Craignant que l’orgue ne soit muet pendant les festivités du 800e anniversaire de la cathédrale de Reims en 2011, la DRAC a décidé d’apporter quelques améliorations techniques.

Ces travaux n’ont amené qu’une amélioration partielle, confirmant la nécessité d’une restauration complète de l’instrument.

L’engagement des Amis de la Cathédrale

Suite à un courrier de Pierre Méa organiste titulaire de grandes orgues de la cathédrale de Reims écrit le 21 juin 2012,  le Directeur régional des affaires culturelles de Champagne-Ardenne répond le 25 janvier 2013 qu’il n’est pas possible d’envisager les travaux de restauration mais précise « Je ne désespère pas qu’on puisse à moyen terme, en association avec un mécène privé comme pour l’étage de la grande rose, entreprendre les travaux initialement envisagés ».

Le message est lancé. Les Amis de la Cathédrale décident de s’engager une fois terminé la restauration de la grande rose à laquelle ils participent pour 1 million d’euros.

L’organiste, Pierre Méa, a de plus en plus de difficultés à jouer sur le grand orgue.

La restauration de la grande rose a été inaugurée le 24 juin 2017, Bernard Poret, président de la Société des Amis de la Cathédrale, décide alors d’alerter les rémois de l’état de l’orgue par un article dans le journal l’UNION du 2 septembre 2017.

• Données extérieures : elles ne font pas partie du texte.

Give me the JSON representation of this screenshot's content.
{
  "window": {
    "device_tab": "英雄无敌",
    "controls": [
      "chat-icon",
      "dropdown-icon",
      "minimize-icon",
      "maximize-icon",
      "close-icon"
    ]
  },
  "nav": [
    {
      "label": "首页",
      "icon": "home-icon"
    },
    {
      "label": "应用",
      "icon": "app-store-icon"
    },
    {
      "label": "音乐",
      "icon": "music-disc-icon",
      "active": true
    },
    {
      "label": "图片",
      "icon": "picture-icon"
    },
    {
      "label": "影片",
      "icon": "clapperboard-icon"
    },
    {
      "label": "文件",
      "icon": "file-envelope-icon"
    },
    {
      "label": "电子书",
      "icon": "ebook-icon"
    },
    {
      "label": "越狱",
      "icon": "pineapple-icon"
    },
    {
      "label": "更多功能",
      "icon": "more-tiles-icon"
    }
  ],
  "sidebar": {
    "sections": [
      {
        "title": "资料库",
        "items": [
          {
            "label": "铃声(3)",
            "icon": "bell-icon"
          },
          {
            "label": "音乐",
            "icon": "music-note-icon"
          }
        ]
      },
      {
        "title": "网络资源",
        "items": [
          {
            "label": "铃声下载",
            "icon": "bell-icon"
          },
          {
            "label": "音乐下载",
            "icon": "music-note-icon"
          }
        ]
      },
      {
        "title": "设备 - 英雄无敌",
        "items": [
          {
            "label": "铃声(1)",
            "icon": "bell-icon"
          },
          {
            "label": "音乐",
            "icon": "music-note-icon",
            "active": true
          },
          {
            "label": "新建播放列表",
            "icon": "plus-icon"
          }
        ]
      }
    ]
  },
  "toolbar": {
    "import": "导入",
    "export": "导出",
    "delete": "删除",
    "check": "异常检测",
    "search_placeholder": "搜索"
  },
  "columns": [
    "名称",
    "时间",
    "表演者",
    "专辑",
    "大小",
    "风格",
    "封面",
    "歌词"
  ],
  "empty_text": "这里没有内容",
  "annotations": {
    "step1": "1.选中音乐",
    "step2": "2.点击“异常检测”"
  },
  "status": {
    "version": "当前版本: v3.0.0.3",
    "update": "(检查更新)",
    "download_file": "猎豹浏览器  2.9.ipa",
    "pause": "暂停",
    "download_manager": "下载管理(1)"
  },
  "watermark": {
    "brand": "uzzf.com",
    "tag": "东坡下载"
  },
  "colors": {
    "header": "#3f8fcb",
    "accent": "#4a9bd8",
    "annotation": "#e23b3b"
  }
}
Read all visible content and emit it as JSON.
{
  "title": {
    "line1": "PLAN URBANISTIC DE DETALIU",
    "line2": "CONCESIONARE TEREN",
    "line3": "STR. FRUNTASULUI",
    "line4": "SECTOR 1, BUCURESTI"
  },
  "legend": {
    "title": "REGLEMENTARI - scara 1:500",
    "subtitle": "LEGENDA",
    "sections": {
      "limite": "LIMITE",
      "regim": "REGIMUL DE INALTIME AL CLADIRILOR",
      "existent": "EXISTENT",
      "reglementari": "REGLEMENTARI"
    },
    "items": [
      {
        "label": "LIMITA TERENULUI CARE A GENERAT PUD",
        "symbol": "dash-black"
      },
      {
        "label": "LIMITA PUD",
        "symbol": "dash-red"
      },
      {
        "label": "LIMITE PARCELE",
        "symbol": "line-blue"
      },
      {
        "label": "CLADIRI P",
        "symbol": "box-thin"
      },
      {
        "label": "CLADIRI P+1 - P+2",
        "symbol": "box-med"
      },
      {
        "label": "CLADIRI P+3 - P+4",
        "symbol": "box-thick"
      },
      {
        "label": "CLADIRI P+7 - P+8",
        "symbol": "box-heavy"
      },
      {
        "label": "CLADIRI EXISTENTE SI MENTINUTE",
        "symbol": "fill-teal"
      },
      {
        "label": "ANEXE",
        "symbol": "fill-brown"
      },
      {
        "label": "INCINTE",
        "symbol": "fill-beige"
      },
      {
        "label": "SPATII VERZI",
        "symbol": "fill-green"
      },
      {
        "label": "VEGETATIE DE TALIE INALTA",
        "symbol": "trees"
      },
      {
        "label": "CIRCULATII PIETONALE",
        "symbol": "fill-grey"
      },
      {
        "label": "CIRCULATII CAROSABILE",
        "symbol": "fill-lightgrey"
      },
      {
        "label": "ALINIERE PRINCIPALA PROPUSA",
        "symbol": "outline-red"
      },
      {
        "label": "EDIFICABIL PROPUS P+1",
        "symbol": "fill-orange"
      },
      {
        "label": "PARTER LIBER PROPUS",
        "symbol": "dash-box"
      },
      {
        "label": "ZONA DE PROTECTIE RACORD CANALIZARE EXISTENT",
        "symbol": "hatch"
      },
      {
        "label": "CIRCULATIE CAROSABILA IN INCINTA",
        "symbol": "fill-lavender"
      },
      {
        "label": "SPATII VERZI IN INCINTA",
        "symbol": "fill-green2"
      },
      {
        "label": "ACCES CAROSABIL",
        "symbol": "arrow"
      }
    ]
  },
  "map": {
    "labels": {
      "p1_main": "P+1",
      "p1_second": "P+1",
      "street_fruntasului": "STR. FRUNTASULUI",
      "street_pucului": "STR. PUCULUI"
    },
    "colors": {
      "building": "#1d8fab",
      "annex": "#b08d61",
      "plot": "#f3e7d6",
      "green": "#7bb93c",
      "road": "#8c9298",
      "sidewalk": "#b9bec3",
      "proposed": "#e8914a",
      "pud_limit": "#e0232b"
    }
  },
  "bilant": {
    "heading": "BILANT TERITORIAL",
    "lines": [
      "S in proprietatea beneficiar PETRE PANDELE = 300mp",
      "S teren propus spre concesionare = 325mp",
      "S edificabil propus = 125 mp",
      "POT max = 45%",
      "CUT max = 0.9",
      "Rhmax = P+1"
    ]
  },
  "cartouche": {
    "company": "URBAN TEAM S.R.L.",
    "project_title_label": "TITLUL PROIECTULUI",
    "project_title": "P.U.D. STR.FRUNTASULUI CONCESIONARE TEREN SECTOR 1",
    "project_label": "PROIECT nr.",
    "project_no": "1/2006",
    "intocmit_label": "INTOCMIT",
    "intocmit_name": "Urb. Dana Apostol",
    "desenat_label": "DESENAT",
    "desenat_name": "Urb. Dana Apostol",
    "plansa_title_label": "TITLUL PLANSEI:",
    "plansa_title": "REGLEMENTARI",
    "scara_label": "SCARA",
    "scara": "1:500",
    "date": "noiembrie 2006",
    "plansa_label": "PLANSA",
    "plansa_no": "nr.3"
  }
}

Cet article déclenche une rencontre au pied de l’orgue le jeudi 5 décembre 2017 entre Jontahan Truillet, conservateur régional des monuments historiques, Pierre Méa, titulaire de l’orgue, et Bernard Poret, Président de la Société des Amis de la Cathédrale.

En conclusion de cette rencontre, Bernard Poret demande à Jonathan Truillet, représentant la DRAC de lancer la consultation des entreprises.  La réponse est claire : nous n’avons pas les fonds.

Pour bien montrer et faire savoir que les Amis de la Cathédrale ont pour projet la restauration du grand orgue, un nouvel article paraissait dans le journal l’UNION le 28 mars 2018.